David Burzillo, BHP Teacher
For several years, I’ve asked my students to read Jared Diamond’s article “The Worst Mistake in the History of the Human Race,” an excerpt from which can be found in Investigation 7. Discussing the eating habits and nutrition of early humans always raises a lot of questions for my students: How can we know what early humans ate? Is it different from what we eat today? Did they eat three meals a day? How much did they eat? These questions also give rise to some great discussion about the work that archaeologists and anthropologists do and the ways they can tease information out of the fossil record.
Discussing these issues can lead students to some great insights. Comparing sample diets of hunter-gatherers, early farmers, and modern humans in the Nutrition Hunt activity from Lesson 7.3 provides students with a concrete way to delve deeper. I asked my students to keep track of the food they ate on a particular day; they then calculated the calorie, carbohydrate, protein, and fat content of those foods.
Some students were struck by the fact that the typical forager diet provided more calories than that of early farmers. In comparing the sample modern-day diets consumed by members of the class, a number were struck by some significant calorie differences between male and female classmates. “Those are the guys who play sports,” said one, but another immediately chimed in: “The girls are athletes too! That can’t be driving the difference.”
This year was the first time I taught this activity, and I was pleased with how it went. A few tips: Students might need calculators to tally up calorie totals in each food category. Also, although you can do this activity without Internet connectivity (just share with students a printout of the Nutritional Information for School Lunch Program Foods, which is included in the activity PDF), my students found that the USDA Food Composition Database provided a nice complement. This database is searchable and provides nutrition info on over 180,000 foods.

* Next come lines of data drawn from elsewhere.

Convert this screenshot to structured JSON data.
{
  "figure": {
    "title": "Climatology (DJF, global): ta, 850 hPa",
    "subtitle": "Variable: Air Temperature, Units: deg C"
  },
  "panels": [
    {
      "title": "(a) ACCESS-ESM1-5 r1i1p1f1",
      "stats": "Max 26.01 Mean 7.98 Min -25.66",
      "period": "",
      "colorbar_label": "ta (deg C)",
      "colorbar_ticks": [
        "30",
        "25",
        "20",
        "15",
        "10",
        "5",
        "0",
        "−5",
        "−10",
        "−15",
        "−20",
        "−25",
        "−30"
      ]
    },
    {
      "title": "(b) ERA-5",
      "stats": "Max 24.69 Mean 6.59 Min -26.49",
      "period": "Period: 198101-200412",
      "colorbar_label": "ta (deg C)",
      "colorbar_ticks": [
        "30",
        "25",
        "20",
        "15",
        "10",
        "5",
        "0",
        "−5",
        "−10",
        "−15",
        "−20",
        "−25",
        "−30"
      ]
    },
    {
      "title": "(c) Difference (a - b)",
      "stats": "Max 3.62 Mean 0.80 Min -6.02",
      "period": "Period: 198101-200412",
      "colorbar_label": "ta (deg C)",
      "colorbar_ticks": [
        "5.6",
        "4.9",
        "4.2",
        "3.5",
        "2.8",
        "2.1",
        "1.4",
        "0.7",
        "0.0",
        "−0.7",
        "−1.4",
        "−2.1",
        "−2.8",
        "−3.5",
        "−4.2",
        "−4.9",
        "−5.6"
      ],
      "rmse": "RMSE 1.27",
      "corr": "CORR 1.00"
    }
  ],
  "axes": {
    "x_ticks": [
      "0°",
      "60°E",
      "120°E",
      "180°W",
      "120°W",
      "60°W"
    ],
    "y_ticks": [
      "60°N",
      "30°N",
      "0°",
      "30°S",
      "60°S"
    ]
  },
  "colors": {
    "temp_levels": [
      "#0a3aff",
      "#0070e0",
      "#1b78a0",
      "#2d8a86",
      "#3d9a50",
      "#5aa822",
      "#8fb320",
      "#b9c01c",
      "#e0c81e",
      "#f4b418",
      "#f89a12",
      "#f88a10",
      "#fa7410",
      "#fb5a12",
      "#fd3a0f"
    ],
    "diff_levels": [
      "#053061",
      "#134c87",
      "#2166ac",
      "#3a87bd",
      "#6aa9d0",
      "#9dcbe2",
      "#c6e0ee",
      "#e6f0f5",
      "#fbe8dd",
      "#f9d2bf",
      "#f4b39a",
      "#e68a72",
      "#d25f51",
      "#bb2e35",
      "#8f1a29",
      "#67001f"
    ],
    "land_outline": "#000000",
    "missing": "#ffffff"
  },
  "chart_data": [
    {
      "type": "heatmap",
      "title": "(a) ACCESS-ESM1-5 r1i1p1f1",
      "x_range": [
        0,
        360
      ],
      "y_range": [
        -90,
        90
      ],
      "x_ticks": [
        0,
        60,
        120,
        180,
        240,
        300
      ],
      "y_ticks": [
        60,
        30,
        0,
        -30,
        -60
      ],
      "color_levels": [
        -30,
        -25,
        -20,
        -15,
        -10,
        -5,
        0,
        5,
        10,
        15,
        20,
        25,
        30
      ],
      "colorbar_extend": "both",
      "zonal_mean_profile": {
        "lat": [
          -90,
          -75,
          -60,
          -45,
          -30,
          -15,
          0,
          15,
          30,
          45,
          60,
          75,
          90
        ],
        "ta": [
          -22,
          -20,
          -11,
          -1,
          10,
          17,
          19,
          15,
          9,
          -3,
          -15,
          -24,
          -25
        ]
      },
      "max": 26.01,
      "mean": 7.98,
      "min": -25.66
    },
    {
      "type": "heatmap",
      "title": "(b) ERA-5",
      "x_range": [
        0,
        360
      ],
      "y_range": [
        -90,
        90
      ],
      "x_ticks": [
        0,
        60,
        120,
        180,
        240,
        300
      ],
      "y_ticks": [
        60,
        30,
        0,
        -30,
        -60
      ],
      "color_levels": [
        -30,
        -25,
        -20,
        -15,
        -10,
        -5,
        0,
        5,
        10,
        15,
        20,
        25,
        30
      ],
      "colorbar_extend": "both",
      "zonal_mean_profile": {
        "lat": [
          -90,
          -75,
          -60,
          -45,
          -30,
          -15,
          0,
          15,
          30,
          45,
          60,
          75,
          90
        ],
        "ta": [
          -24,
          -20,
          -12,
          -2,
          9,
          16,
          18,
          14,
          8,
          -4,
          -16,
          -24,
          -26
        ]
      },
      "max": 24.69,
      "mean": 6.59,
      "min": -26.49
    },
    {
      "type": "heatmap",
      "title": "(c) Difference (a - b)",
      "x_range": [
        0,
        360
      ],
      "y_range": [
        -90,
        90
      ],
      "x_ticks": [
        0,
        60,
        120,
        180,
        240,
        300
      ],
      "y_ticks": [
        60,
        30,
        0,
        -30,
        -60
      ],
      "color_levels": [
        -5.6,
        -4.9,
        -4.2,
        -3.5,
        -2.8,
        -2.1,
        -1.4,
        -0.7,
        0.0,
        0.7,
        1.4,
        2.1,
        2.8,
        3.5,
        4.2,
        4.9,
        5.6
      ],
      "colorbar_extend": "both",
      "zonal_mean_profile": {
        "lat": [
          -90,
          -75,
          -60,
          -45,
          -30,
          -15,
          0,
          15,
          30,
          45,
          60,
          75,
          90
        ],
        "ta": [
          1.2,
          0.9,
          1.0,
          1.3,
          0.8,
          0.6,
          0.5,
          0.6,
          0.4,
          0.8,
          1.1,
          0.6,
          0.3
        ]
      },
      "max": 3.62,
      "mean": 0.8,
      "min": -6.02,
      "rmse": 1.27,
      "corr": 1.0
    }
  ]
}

This activity was a fun and relevant way to get students thinking about the connections between past and present through a topic they love talking about—food. If you teach Big History before lunch, be prepared for some complaints from students about how hungry the lesson has made them!
About the author: Dave Burzillo has taught for over 30 years, more than 25 of them at his current school, a private high school in Weston, MA. For the last 7 years, he has taught BHP to ninth-, eleventh-, and twelfth-graders. His school runs on a trimester system, which gives him about 90 days to cover 13.8 billion years of history in each class. He has 12-16 students in each class. Recently, Dave began offering an online BHP course in the summer.